It’s tempting to think of LocalConfiguration objects as components of Configuration objects but this is incorrect. One could in principle have an eckit::LocalConfiguration object refer to the YAML file as a whole and a eckit::Configuration object refer to a single section, though this is rarely done. The Local in LocalConfiguration refers to a local component of the JEDI code, not a local section of the YAML file. You can create, access, and even change eckit::LocalConfiguration objects in a way that is not possible with eckit::Configuration objects. In short, LocalConfiguration objects are local instantiations of Configuration objects that you can use to access the configuration file.

Variables, parameters, and other settings in the config file can be read by means of the various get() methods of the eckit::Configuration class. Paths are relative to the top-level of the YAML/JSON hierarchy that is contained in the Configuration object. Two examples are shown above. Since the TestEnvironment::config() object contains the entire YAML file, the top level of the hierarchy includes the top-level components of the YAML file, namely the variables test_framework_runtime_config, window_begin, and window_end, as well as the multi-component YAML objects LinearObsOpTest and Observations. The first of these top-level variables is read using the config.getString() method and placed into the local variable args. One could access other levels of the hierarchy using periods as separators, for example:

std::cout << "The TL tolerance is: " << TestEnvironment::config().getDouble("LinearObsOpTest.tolerenceTL") << std::endl;

In the second example shown above, the obsconf object only contains the Observations section of the YAML file. At the top level of this section is ObsTypes, which is itself a vector of configuration objects. Our example YAML file only includes one item in ObsTypes, namely Radiosonde, but other Applications may include more. Since ObsTypes can include multiple components, the ObsType: Radiosonde declaration in the YAML file is preceded by a dash: - ObsType: Radiosonde (recall that this indicates a sequence or list in YAML). So, in order to read this component of the YAML file, the second code segment above first defines the variable conf as a vector of LocalConfiguration objects. Then it uses the eckit::Configuration::get() method to read it from the YAML file.

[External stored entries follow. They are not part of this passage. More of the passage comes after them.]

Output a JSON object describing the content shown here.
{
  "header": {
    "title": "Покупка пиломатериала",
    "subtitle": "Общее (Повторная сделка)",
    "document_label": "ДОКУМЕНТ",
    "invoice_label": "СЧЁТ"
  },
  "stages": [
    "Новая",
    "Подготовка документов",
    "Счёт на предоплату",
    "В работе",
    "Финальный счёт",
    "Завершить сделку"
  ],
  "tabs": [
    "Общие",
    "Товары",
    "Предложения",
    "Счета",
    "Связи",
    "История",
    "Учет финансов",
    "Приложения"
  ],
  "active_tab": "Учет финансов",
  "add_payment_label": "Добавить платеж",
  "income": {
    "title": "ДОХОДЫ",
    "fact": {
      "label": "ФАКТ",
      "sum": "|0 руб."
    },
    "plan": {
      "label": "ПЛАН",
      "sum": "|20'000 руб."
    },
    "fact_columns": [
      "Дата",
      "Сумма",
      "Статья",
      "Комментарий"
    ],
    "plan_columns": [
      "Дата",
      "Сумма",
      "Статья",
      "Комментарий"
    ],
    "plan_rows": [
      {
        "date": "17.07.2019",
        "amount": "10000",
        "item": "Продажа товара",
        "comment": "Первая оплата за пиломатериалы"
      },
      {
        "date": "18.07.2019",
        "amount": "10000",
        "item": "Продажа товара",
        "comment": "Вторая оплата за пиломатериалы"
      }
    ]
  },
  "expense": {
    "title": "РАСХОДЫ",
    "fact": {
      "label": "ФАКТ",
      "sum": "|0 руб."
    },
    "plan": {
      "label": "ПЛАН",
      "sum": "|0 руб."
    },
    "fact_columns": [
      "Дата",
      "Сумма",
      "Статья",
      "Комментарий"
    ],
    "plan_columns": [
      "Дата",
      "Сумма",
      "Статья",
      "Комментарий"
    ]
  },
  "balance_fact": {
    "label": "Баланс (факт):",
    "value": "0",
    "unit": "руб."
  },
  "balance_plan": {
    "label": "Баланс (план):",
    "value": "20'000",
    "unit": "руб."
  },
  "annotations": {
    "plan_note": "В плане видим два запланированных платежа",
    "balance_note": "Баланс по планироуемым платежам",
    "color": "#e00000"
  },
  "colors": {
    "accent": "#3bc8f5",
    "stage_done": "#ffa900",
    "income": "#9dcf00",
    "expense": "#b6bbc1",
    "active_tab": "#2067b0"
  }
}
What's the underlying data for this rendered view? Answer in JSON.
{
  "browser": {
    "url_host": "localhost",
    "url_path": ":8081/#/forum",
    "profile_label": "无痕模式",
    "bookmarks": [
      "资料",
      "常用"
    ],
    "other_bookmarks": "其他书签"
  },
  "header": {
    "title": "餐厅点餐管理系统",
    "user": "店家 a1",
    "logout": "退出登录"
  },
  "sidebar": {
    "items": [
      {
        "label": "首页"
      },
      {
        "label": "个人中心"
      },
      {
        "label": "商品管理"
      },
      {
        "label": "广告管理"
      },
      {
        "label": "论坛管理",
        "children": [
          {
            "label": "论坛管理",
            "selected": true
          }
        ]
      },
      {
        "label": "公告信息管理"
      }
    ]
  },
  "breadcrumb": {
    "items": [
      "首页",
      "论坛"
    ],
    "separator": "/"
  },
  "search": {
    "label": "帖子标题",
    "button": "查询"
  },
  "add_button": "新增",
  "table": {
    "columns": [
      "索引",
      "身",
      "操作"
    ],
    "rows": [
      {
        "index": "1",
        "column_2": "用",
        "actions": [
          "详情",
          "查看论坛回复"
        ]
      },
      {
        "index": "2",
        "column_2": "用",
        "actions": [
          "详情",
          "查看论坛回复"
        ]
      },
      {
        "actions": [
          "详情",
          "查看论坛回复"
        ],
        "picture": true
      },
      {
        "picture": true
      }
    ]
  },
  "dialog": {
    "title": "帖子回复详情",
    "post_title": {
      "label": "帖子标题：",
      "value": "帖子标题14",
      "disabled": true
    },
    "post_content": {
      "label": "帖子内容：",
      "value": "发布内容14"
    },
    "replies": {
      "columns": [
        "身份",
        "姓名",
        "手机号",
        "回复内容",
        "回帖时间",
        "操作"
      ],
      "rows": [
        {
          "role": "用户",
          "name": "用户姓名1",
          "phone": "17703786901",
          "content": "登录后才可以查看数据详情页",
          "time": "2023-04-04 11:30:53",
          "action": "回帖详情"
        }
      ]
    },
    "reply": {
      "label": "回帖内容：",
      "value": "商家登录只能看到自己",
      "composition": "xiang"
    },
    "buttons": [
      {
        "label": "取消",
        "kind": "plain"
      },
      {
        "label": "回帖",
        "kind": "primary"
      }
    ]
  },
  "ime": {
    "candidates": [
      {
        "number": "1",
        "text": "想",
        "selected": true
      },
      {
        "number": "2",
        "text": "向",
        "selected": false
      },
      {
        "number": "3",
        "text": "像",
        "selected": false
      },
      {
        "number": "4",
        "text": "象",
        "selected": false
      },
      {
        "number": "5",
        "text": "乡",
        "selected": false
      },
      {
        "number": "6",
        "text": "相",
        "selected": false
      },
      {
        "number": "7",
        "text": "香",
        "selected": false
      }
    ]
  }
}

Note another feature of the Configuration class highlighted in the two examples above. One uses a specific getString() method to retrieve a string, the other uses a generic get() interface to retrieve a vector of LocalConfiguration objects. Both options are available. For further details see the Summary of Configuration Methods below.

The eckit::Configuration class also has a few more methods that are extremely useful for querying the configuration file. The first is has(), which accepts one string argument (std::string) and returns a Boolean true or false depending on whether or not an item of that name exists in the Configuration file (at the level represented by the Configuration object). The second is keys(), which returns the items at a particular level of the YAML/JSON hierarchy.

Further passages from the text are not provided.